Warcio and streams

edsu · December 8, 2020, 10:55pm

I was wondering if it was possible to use warcio to read WARC data from an HTTP stream? I was hoping this would work but it seems to throw an error:

url = 'https://commoncrawl.s3.amazonaws.com/crawl-data/CC-MAIN-2020-45/segments/1603107863364.0/wat/CC-MAIN-20201019145901-20201019175901-00000.warc.wat.gz'

resp = requests.get(url, stream=True)

for record in warcio.ArchiveIterator(resp):
  print(record)

But I get an error:

AttributeError: 'Response' object has no attribute 'read'

Is there a way to stream data over HTTP to warcio?

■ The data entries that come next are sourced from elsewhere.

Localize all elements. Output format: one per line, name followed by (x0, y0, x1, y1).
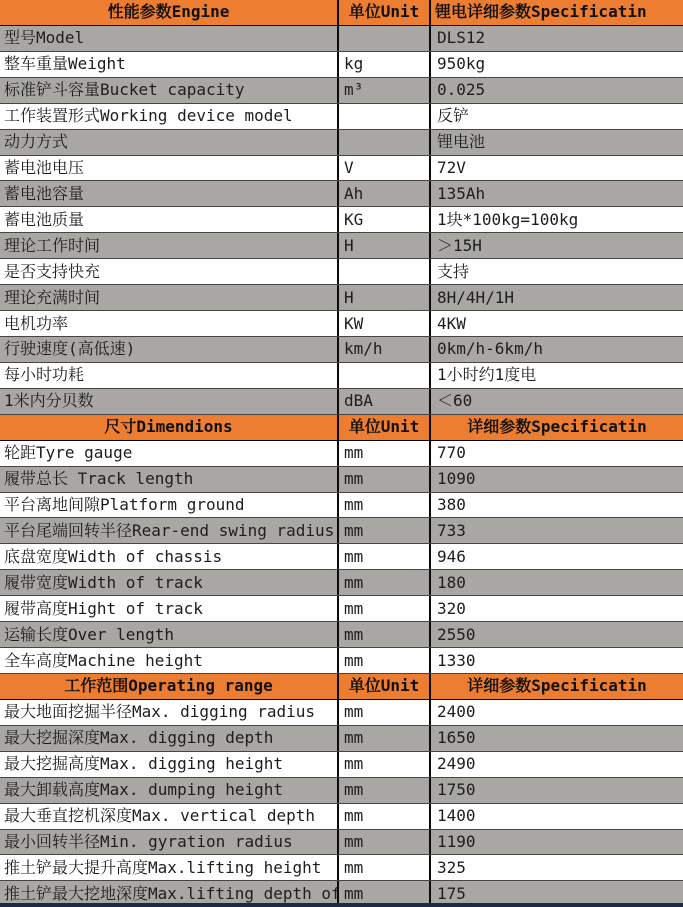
table-row: 平台尾端回转半径Rear-end swing radiusmm733 (0, 518, 683, 544)
section-title: 工作范围Operating range (0, 674, 339, 699)
value-cell: 锂电池 (431, 130, 683, 155)
unit-cell: mm (339, 544, 431, 569)
section-header-row: 尺寸Dimendions单位Unit详细参数Specificatin (0, 415, 683, 441)
value-cell: 4KW (431, 311, 683, 336)
param-cell: 每小时功耗 (0, 363, 339, 388)
unit-cell: Ah (339, 181, 431, 206)
value-header: 详细参数Specificatin (431, 415, 683, 440)
table-row: 运输长度Over lengthmm2550 (0, 622, 683, 648)
param-cell: 蓄电池容量 (0, 181, 339, 206)
value-cell: 733 (431, 518, 683, 543)
unit-header: 单位Unit (339, 674, 431, 699)
value-cell: ＞15H (431, 233, 683, 258)
unit-cell: mm (339, 596, 431, 621)
unit-cell: mm (339, 855, 431, 880)
value-cell: 135Ah (431, 181, 683, 206)
value-cell: 0.025 (431, 78, 683, 103)
table-row: 行驶速度(高低速)km/h0km/h-6km/h (0, 337, 683, 363)
value-cell: 1小时约1度电 (431, 363, 683, 388)
param-cell: 1米内分贝数 (0, 389, 339, 414)
param-cell: 最大卸载高度Max. dumping height (0, 778, 339, 803)
value-cell: 0km/h-6km/h (431, 337, 683, 362)
unit-cell (339, 26, 431, 51)
unit-cell: V (339, 156, 431, 181)
table-row: 履带高度Hight of trackmm320 (0, 596, 683, 622)
param-cell: 履带高度Hight of track (0, 596, 339, 621)
table-row: 推土铲最大提升高度Max.lifting heightmm325 (0, 855, 683, 881)
param-cell: 最大挖掘深度Max. digging depth (0, 726, 339, 751)
value-cell: 946 (431, 544, 683, 569)
value-cell: 2550 (431, 622, 683, 647)
table-row: 轮距Tyre gaugemm770 (0, 441, 683, 467)
value-header: 锂电详细参数Specificatin (431, 0, 683, 25)
table-row: 每小时功耗1小时约1度电 (0, 363, 683, 389)
table-row: 履带宽度Width of trackmm180 (0, 570, 683, 596)
table-row: 最大垂直挖机深度Max. vertical depthmm1400 (0, 804, 683, 830)
section-title: 性能参数Engine (0, 0, 339, 25)
section-header-row: 性能参数Engine单位Unit锂电详细参数Specificatin (0, 0, 683, 26)
unit-cell: KG (339, 207, 431, 232)
value-cell: 1400 (431, 804, 683, 829)
table-bottom-border (0, 903, 683, 907)
value-cell: 770 (431, 441, 683, 466)
table-row: 电机功率KW4KW (0, 311, 683, 337)
value-cell: 2490 (431, 752, 683, 777)
table-row: 是否支持快充支持 (0, 259, 683, 285)
unit-header: 单位Unit (339, 0, 431, 25)
unit-cell: mm (339, 622, 431, 647)
unit-cell: mm (339, 830, 431, 855)
value-cell: DLS12 (431, 26, 683, 51)
table-row: 整车重量Weightkg950kg (0, 52, 683, 78)
param-cell: 行驶速度(高低速) (0, 337, 339, 362)
table-row: 理论充满时间H8H/4H/1H (0, 285, 683, 311)
value-cell: 72V (431, 156, 683, 181)
param-cell: 整车重量Weight (0, 52, 339, 77)
value-cell: 1块*100kg=100kg (431, 207, 683, 232)
unit-cell: km/h (339, 337, 431, 362)
unit-cell: H (339, 285, 431, 310)
unit-cell: mm (339, 726, 431, 751)
spec-table: 性能参数Engine单位Unit锂电详细参数Specificatin型号Mode… (0, 0, 683, 907)
unit-cell: mm (339, 493, 431, 518)
param-cell: 轮距Tyre gauge (0, 441, 339, 466)
table-row: 最大挖掘高度Max. digging heightmm2490 (0, 752, 683, 778)
table-row: 最小回转半径Min. gyration radiusmm1190 (0, 830, 683, 856)
unit-header: 单位Unit (339, 415, 431, 440)
unit-cell: mm (339, 700, 431, 725)
table-row: 蓄电池电压V72V (0, 156, 683, 182)
value-cell: 1650 (431, 726, 683, 751)
param-cell: 履带总长 Track length (0, 467, 339, 492)
value-cell: 反铲 (431, 104, 683, 129)
unit-cell: kg (339, 52, 431, 77)
table-row: 平台离地间隙Platform groundmm380 (0, 493, 683, 519)
param-cell: 全车高度Machine height (0, 648, 339, 673)
table-row: 底盘宽度Width of chassismm946 (0, 544, 683, 570)
param-cell: 平台尾端回转半径Rear-end swing radius (0, 518, 339, 543)
unit-cell: mm (339, 570, 431, 595)
param-cell: 最大地面挖掘半径Max. digging radius (0, 700, 339, 725)
unit-cell: mm (339, 467, 431, 492)
table-row: 理论工作时间H＞15H (0, 233, 683, 259)
unit-cell (339, 363, 431, 388)
value-cell: 1330 (431, 648, 683, 673)
unit-cell: KW (339, 311, 431, 336)
param-cell: 推土铲最大提升高度Max.lifting height (0, 855, 339, 880)
param-cell: 最大挖掘高度Max. digging height (0, 752, 339, 777)
value-cell: 950kg (431, 52, 683, 77)
param-cell: 最大垂直挖机深度Max. vertical depth (0, 804, 339, 829)
table-row: 动力方式锂电池 (0, 130, 683, 156)
value-cell: 180 (431, 570, 683, 595)
param-cell: 是否支持快充 (0, 259, 339, 284)
value-cell: 325 (431, 855, 683, 880)
param-cell: 运输长度Over length (0, 622, 339, 647)
table-row: 履带总长 Track lengthmm1090 (0, 467, 683, 493)
table-row: 最大地面挖掘半径Max. digging radiusmm2400 (0, 700, 683, 726)
table-row: 1米内分贝数dBA＜60 (0, 389, 683, 415)
value-cell: 支持 (431, 259, 683, 284)
table-row: 工作装置形式Working device model反铲 (0, 104, 683, 130)
table-row: 蓄电池容量Ah135Ah (0, 181, 683, 207)
param-cell: 平台离地间隙Platform ground (0, 493, 339, 518)
value-cell: 320 (431, 596, 683, 621)
unit-cell: mm (339, 518, 431, 543)
param-cell: 动力方式 (0, 130, 339, 155)
param-cell: 标准铲斗容量Bucket capacity (0, 78, 339, 103)
unit-cell (339, 130, 431, 155)
param-cell: 型号Model (0, 26, 339, 51)
unit-cell: mm (339, 648, 431, 673)
param-cell: 最小回转半径Min. gyration radius (0, 830, 339, 855)
unit-cell: mm (339, 441, 431, 466)
param-cell: 蓄电池电压 (0, 156, 339, 181)
section-title: 尺寸Dimendions (0, 415, 339, 440)
value-cell: 1190 (431, 830, 683, 855)
param-cell: 蓄电池质量 (0, 207, 339, 232)
param-cell: 理论充满时间 (0, 285, 339, 310)
value-header: 详细参数Specificatin (431, 674, 683, 699)
unit-cell: mm (339, 778, 431, 803)
table-row: 标准铲斗容量Bucket capacitym³0.025 (0, 78, 683, 104)
section-header-row: 工作范围Operating range单位Unit详细参数Specificati… (0, 674, 683, 700)
unit-cell: mm (339, 752, 431, 777)
unit-cell (339, 104, 431, 129)
param-cell: 履带宽度Width of track (0, 570, 339, 595)
table-row: 蓄电池质量KG1块*100kg=100kg (0, 207, 683, 233)
param-cell: 电机功率 (0, 311, 339, 336)
value-cell: ＜60 (431, 389, 683, 414)
unit-cell: m³ (339, 78, 431, 103)
table-row: 最大卸载高度Max. dumping heightmm1750 (0, 778, 683, 804)
value-cell: 1090 (431, 467, 683, 492)
table-row: 全车高度Machine heightmm1330 (0, 648, 683, 674)
unit-cell (339, 259, 431, 284)
value-cell: 1750 (431, 778, 683, 803)
param-cell: 底盘宽度Width of chassis (0, 544, 339, 569)
param-cell: 理论工作时间 (0, 233, 339, 258)
value-cell: 8H/4H/1H (431, 285, 683, 310)
unit-cell: H (339, 233, 431, 258)
value-cell: 2400 (431, 700, 683, 725)
table-row: 型号ModelDLS12 (0, 26, 683, 52)
table-row: 最大挖掘深度Max. digging depthmm1650 (0, 726, 683, 752)
value-cell: 380 (431, 493, 683, 518)
param-cell: 工作装置形式Working device model (0, 104, 339, 129)
unit-cell: dBA (339, 389, 431, 414)
unit-cell: mm (339, 804, 431, 829)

anj · December 9, 2020, 9:28pm

Hi Ed,

You need to let it at the raw stream:

    import requests
    import warcio
    
    url = 'https://commoncrawl.s3.amazonaws.com/crawl-data/CC-MAIN-2020-45/segments/1603107863364.0/wat/CC-MAIN-20201019145901-20201019175901-00000.warc.wat.gz'
    
    resp = requests.get(url, stream=True)
    
    for record in warcio.ArchiveIterator(resp.raw):
        print(record.rec_headers)

See e.g. https://colab.research.google.com/drive/1YPbGCL6TwauFc432Gq3c-aIq6YtwJaiq?usp=sharing

edsu · December 9, 2020, 11:49pm

Ahah, thanks @anj I will give that a try!